Lo que impide a los humanos evolucionar es el pensar que las dificultades o las desdichas que les suceden son el resultado de una injusticia.  Se dice: {El destino es injusto e incluso el Señor es injusto; me merezco algo mejor,} ¿cómo pueden saber si merezco algo mejor?  No se conocen, no conocen ni su pasado, ni su presente, y menos aún su porvenir, entonces, ¿cómo pueden pronunciarse?  Incluso cuando en un proceso los jueces condenan a un inocente-  ¡y cuántas veces se han descubierto en la historia errores judiciales!  Detrás de esta injusticia hay en realidad una justicia.  Ello puede incluso suceder a los Santos, a los Iniciados, a los Grandes Maestros: muchos fueron colgados, quemados, crucificados; en apariencia fue injusto, pero en realidad, no lo fue, porque los Veinticuatro Ancianos o Señores del Karma son absolutamente justos.  Estas pruebas les eran enviadas para hacerles pagar una deuda, o para ayudarles a comprender ciertas verdades que no habrían entendido sin ellas, o bien para incitarles a volverse fuertes, poderosos, invencibles.
     
Algunos piensan escapar a las dificultades suicidándose. 

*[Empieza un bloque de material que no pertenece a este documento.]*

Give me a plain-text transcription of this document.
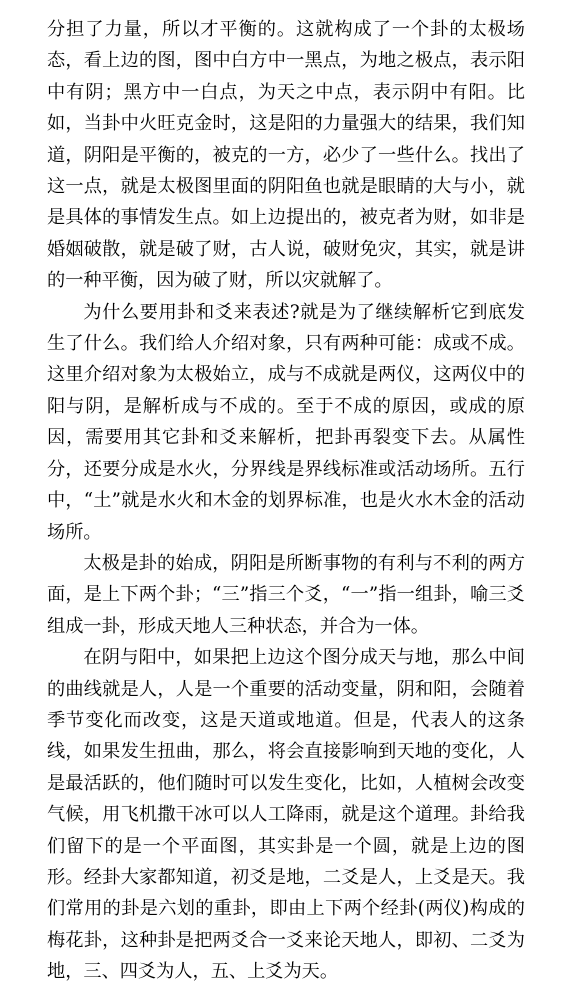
分担了力量，所以才平衡的。这就构成了一个卦的太极场态，看上边的图，图中白方中一黑点，为地之极点，表示阳中有阴；黑方中一白点，为天之中点，表示阴中有阳。比如，当卦中火旺克金时，这是阳的力量强大的结果，我们知道，阴阳是平衡的，被克的一方，必少了一些什么。找出了这一点，就是太极图里面的阴阳鱼也就是眼睛的大与小，就是具体的事情发生点。如上边提出的，被克者为财，如非是婚姻破散，就是破了财，古人说，破财免灾，其实，就是讲的一种平衡，因为破了财，所以灾就解了。

为什么要用卦和爻来表述?就是为了继续解析它到底发生了什么。我们给人介绍对象，只有两种可能：成或不成。这里介绍对象为太极始立，成与不成就是两仪，这两仪中的阳与阴，是解析成与不成的。至于不成的原因，或成的原因，需要用其它卦和爻来解析，把卦再裂变下去。从属性分，还要分成是水火，分界线是界线标准或活动场所。五行中，“土”就是水火和木金的划界标准，也是火水木金的活动场所。

太极是卦的始成，阴阳是所断事物的有利与不利的两方面，是上下两个卦；“三”指三个爻，“一”指一组卦，喻三爻组成一卦，形成天地人三种状态，并合为一体。

在阴与阳中，如果把上边这个图分成天与地，那么中间的曲线就是人，人是一个重要的活动变量，阴和阳，会随着季节变化而改变，这是天道或地道。但是，代表人的这条线，如果发生扭曲，那么，将会直接影响到天地的变化，人是最活跃的，他们随时可以发生变化，比如，人植树会改变气候，用飞机撒干冰可以人工降雨，就是这个道理。卦给我们留下的是一个平面图，其实卦是一个圆，就是上边的图形。经卦大家都知道，初爻是地，二爻是人，上爻是天。我们常用的卦是六划的重卦，即由上下两个经卦(两仪)构成的梅花卦，这种卦是把两爻合一爻来论天地人，即初、二爻为地，三、四爻为人，五、上爻为天。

En realidad es todavía peor después, una vez que están del otro lado, ya que uno no puede irse antes del término, porque comete una deserción y entonces debe de pagar dos, tres veces más caro.  Arriba no hay sitio para aquel que ha querido desertar de la tierra, y no se le quiere recibir: deberá sufrir proporcionalmente al tiempo de vida que le quedaba en la tierra.
     
La actitud de aquel que se suprime es extremadamente reprensible.  Ante todo es un ignorante, pues no conoce la razón de las pruebas que debe de padecer.  Además es un ser orgulloso porque se imagina conocer mejor que los Veinticuatro Ancianos que lo que ha merecido.  Y por último es débil, pues no soporta las dificultades.  Por lo tanto tenemos: la ignorancia, el orgullo y la debilidad.  Y el mundo invisible está descontento de este ser porque ha abandonado su puesto.
    
Diréis: Pero algunos se han suicidado porque tenían un ideal extraordinario que no han llegado a alcanzar.  Al ver que no lo conseguían se sintieron tan decepcionados de sí mismos que se destruyeron. Pues bien, esto tampoco está permitido.   Cuando se tiene un gran ideal, lo esencial precisamente es trabajar, realizarlo sin fijarse una fecha para su ejecución.  Si no lo consigue, es porque no se poseían todavía los elementos del éxito; el no querer admitirlos y el suprimirse es orgullo.  ¡Había que perseverar!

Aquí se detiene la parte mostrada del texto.